The cache boundary is a local, runtime decision
There’s a quieter payoff to discovering edges from the call tree instead of declaring them: where you put the cache boundary is a per-cell choice you can move freely — even at runtime. Wrapping a sub-computation in a Recorded (cache it, recompute only on token change) or leaving it inline (recompute every time, hold no memory) is a one-line local edit, because no global manifest has to be kept in sync with that choice. The dependency edges re-derive themselves on the next run either way.

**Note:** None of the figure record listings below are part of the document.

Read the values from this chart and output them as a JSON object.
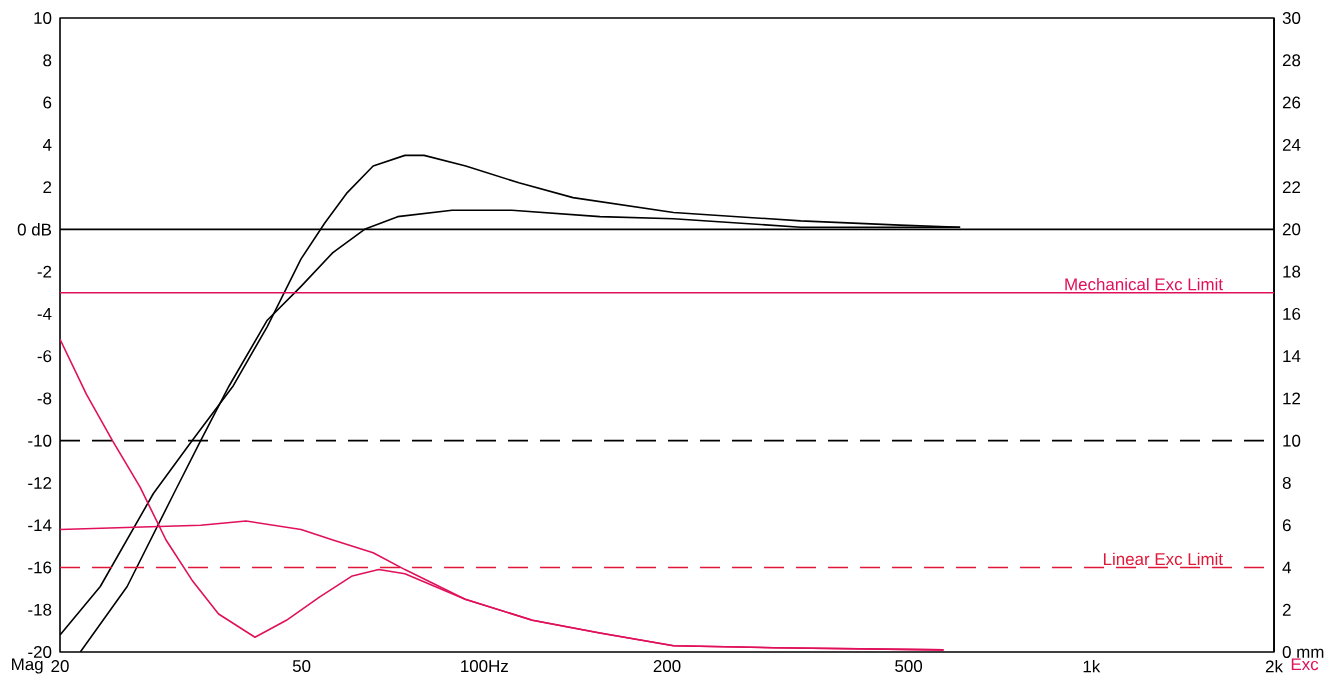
{
  "chart_data": {
    "type": "line",
    "ylabel": "Mag",
    "y2label": "Exc",
    "log": "x",
    "xlim": [
      20,
      2000
    ],
    "xticks": [
      20,
      50,
      {
        "value": 100,
        "label": "100Hz"
      },
      200,
      500,
      {
        "value": 1000,
        "label": "1k"
      },
      {
        "value": 2000,
        "label": "2k"
      }
    ],
    "ylim": [
      -20,
      10
    ],
    "yticks": [
      -20,
      -18,
      -16,
      -14,
      -12,
      -10,
      -8,
      -6,
      -4,
      -2,
      {
        "value": 0,
        "label": "0 dB"
      },
      2,
      4,
      6,
      8,
      10
    ],
    "y2lim": [
      0,
      30
    ],
    "y2ticks": [
      {
        "value": 0,
        "label": "0 mm"
      },
      2,
      4,
      6,
      8,
      10,
      12,
      14,
      16,
      18,
      20,
      22,
      24,
      26,
      28,
      30
    ],
    "series": [
      {
        "color": "#000000",
        "x": [
          20,
          23.3,
          28.5,
          33.0,
          38.6,
          43.9,
          49.9,
          54.6,
          59.3,
          65.6,
          74,
          79.6,
          93.2,
          114,
          140,
          205,
          332,
          484,
          608
        ],
        "values": [
          -19.2,
          -16.9,
          -12.5,
          -10.0,
          -7.4,
          -4.6,
          -1.4,
          0.3,
          1.7,
          3.0,
          3.5,
          3.5,
          3.0,
          2.2,
          1.5,
          0.8,
          0.4,
          0.2,
          0.1
        ]
      },
      {
        "color": "#000000",
        "x": [
          21.6,
          25.8,
          30.8,
          34.1,
          38.0,
          43.9,
          49.9,
          56.3,
          63.5,
          72,
          88.5,
          111,
          155,
          205,
          332,
          608
        ],
        "values": [
          -20,
          -16.9,
          -12.5,
          -10.0,
          -7.4,
          -4.3,
          -2.7,
          -1.1,
          0.0,
          0.6,
          0.9,
          0.9,
          0.6,
          0.5,
          0.1,
          0.1
        ]
      },
      {
        "color": "#e0105a",
        "axis": "y2",
        "x": [
          20,
          22.1,
          24.4,
          27.1,
          29.9,
          33.0,
          36.5,
          41.9,
          47.2,
          53.5,
          60.6,
          67.0,
          74,
          93,
          120,
          155,
          205,
          300,
          571
        ],
        "values": [
          14.8,
          12.2,
          10,
          7.8,
          5.3,
          3.4,
          1.8,
          0.7,
          1.5,
          2.6,
          3.6,
          3.9,
          3.7,
          2.5,
          1.5,
          0.9,
          0.3,
          0.2,
          0.1
        ]
      },
      {
        "color": "#e0105a",
        "axis": "y2",
        "x": [
          20,
          26.5,
          34.1,
          40.5,
          49.9,
          56.3,
          65.6,
          74,
          93,
          120,
          155,
          205,
          300,
          571
        ],
        "values": [
          5.8,
          5.9,
          6.0,
          6.2,
          5.8,
          5.3,
          4.7,
          3.9,
          2.5,
          1.5,
          0.9,
          0.3,
          0.2,
          0.1
        ]
      }
    ],
    "ref_lines": [
      {
        "axis": "y",
        "value": 0,
        "color": "#000000",
        "line_style": "solid"
      },
      {
        "axis": "y",
        "value": -10,
        "color": "#000000",
        "line_style": "dashed"
      },
      {
        "axis": "y2",
        "value": 17,
        "label": "Mechanical Exc Limit",
        "color": "#e0105a",
        "line_style": "solid"
      },
      {
        "axis": "y2",
        "value": 4,
        "label": "Linear Exc Limit",
        "color": "#e01838",
        "line_style": "dashed"
      }
    ]
  }
}
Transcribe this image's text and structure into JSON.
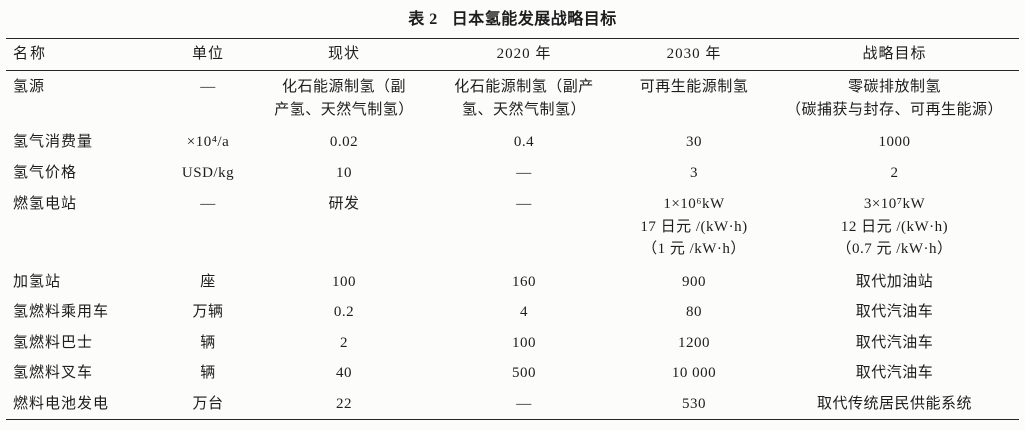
{
  "caption": {
    "label": "表 2",
    "title": "日本氢能发展战略目标"
  },
  "colors": {
    "background": "#fcfcfb",
    "text": "#1d1d1d",
    "rule": "#262626"
  },
  "table": {
    "headers": [
      "名称",
      "单位",
      "现状",
      "2020 年",
      "2030 年",
      "战略目标"
    ],
    "rows": [
      [
        "氢源",
        "—",
        "化石能源制氢（副\n产氢、天然气制氢）",
        "化石能源制氢（副产\n氢、天然气制氢）",
        "可再生能源制氢",
        "零碳排放制氢\n（碳捕获与封存、可再生能源）"
      ],
      [
        "氢气消费量",
        "×10⁴/a",
        "0.02",
        "0.4",
        "30",
        "1000"
      ],
      [
        "氢气价格",
        "USD/kg",
        "10",
        "—",
        "3",
        "2"
      ],
      [
        "燃氢电站",
        "—",
        "研发",
        "—",
        "1×10⁶kW\n17 日元 /(kW·h)\n（1 元 /kW·h）",
        "3×10⁷kW\n12 日元 /(kW·h)\n（0.7 元 /kW·h）"
      ],
      [
        "加氢站",
        "座",
        "100",
        "160",
        "900",
        "取代加油站"
      ],
      [
        "氢燃料乘用车",
        "万辆",
        "0.2",
        "4",
        "80",
        "取代汽油车"
      ],
      [
        "氢燃料巴士",
        "辆",
        "2",
        "100",
        "1200",
        "取代汽油车"
      ],
      [
        "氢燃料叉车",
        "辆",
        "40",
        "500",
        "10 000",
        "取代汽油车"
      ],
      [
        "燃料电池发电",
        "万台",
        "22",
        "—",
        "530",
        "取代传统居民供能系统"
      ]
    ]
  }
}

That makes the perf-vs-memory tradeoff tunable in place. Cache an expensive, rarely-changing derivation and you trade memory for skipped work; leave a cheap or huge-result one uncached and you reclaim the memory at the cost of recomputing it. Because the boundary is local, you can decide it per node — and even conditionally at runtime: notice a code path running hot under real load and you can wrap that one cell to start memoizing it, without re-declaring anything elsewhere. A static manifest fixes the granularity at authoring time; here the unit of caching is wherever you choose to draw a Recorded, whenever you choose to draw it.
Honest limits
This is a deliberately small design, and the smallness costs something.
- It’s in-memory only. The graph and its cached values live in the process. Kill it and the next run is a cold full computation — there is no persisted object store, no on-disk content-addressed cache to warm from. (A persistent design — git-object-style content IDs, a SQLite-backed object store keyed by hash — is a natural extension and has been sketched, but it is not what ships here. Everything above is the actual in-memory mechanism, nothing aspirational.)
- Change tokens must be cheap and honest. The whole model rests on
Equals(token, recomputed_token)being both fast and a faithful proxy for “did the value change?”. A token that ticks without a real change forces a needless recompute; a token that doesn’t move when the input does produces a stale output. Choosing the token is the one place real judgment is required. - Re-deriving a token still touches the input. “Nothing changed” is cheap relative to recomputing values, but it is not free — you still probe every input (stat every file, ping every row version). For a tree of N inputs, detecting a no-op is O(N) token reads, not O(1). It wins because token reads are orders of magnitude cheaper than the work they gate, not because they’re zero.
- Factories must be reentrancy-clean. A factory that tries to read its own
Recorded.Valueis a cycle, and the code throws rather than deadlock ("ValueFactory attempted to access the Value property of this instance."). The graph must be a DAG; the design doesn’t discover cycles for you, it just refuses to hang on them. - Replayed writes must be order-independent enough. Side effects are re-fired on cache hits, but into fresh per-scope state. If a write depended on observing another scope’s accumulated state, replay wouldn’t reproduce it. The model assumes writes are “add this item to this run’s collection,” which is the common case but not a universal one.
If you take only three things
- Let dependencies record themselves. An
AsyncLocalcall stack turns “what did this computation read?” from a thing you declare into a thing you observe. The manifest that rots is the manifest you don’t have. - Make the cheap question the common one. An incremental engine spends most of its life confirming that nothing changed. Design so that confirming no-change is a parallel tree of
Equals, and only genuine change pays for recomputation. Then incremental and full are the same code path. - Scope by identity, not by value. A fresh scope object per run, compared by reference, is a complete and tiny cache key — and pairs with
ConditionalWeakTableto make per-run state self-cleaning. You don’t need a database to know which run you’re in.